Deputy Fran Broski worked for the Oneida County Sheriff’s Office at the time and was on duty that evening back in 1969.
“I was in Vernon when the call came in that there were two Sherrill police officers down. I drove to the scene and found that the ambulances were loading Bob and Tom to get them to the hospital,” Broski recalled.
Additional police vehicles arrived on scene and Broski took off in the direction pointed out by witnesses to search for the suspect.
“I started searching Route 5 and went all the way to Kirkville, and then I checked side roads looking for the car,” he said.
A civilian witness, John Orr, was across the street at a gas station he owned, when the officers were shot. Orr’s stepson, Bruce Rochester, remembered the night.

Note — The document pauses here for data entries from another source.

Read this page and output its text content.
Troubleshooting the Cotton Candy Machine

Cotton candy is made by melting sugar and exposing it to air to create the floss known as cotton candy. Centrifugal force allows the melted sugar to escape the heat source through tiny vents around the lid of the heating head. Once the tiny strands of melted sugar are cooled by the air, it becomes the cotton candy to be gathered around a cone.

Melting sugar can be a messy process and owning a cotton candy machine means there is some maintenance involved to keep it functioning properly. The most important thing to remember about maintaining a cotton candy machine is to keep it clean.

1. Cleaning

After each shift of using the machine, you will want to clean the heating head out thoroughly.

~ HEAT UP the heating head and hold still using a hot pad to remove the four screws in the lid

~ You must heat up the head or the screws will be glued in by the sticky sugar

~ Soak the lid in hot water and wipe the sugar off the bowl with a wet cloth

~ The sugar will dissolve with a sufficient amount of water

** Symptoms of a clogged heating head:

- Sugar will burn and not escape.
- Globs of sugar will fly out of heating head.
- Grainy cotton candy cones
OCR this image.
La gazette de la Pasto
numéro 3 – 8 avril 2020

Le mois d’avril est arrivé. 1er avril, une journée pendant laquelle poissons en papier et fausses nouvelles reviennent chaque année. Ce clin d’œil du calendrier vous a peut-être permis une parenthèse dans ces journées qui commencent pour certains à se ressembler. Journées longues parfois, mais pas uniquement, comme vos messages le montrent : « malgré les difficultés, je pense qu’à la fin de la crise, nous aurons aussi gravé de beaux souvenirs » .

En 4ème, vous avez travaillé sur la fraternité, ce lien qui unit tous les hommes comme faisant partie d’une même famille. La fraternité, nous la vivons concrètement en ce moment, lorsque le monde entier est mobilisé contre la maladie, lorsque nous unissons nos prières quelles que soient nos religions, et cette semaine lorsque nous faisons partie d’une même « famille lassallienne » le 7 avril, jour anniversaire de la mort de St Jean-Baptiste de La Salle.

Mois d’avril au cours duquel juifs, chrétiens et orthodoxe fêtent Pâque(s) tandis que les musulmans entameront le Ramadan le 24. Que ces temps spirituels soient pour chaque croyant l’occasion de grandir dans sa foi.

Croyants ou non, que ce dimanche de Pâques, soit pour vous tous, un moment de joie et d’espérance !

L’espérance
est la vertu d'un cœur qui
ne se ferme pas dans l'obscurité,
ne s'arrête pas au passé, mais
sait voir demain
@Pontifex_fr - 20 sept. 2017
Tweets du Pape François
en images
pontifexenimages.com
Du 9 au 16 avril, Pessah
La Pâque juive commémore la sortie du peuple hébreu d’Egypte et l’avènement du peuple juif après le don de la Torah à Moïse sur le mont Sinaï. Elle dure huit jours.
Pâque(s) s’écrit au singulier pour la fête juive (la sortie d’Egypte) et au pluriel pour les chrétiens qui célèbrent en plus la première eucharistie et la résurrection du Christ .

“I was talking with my stepdad out in front of the gas station and we had seen that the police had a car stopped,” Rochester said. “All of a sudden we heard gunshots, and my stepdad instinctively took off after the fleeing car.”
Rochester described his father as a hard-charger, former military and a sitting justice of the peace for nearby Vernon.
“But my stepfather was driving a Chevy Blazer K5 and couldn’t keep up with him,” he said.
The harrowing night of Sept. 8, 1969 is still remembered to this day by several in Sherrill. A park has since been named in honor of the fallen officers, Reilly-Mumford Park, where various community events are held throughout the year. A monument at the park commemorates their service and sacrifice.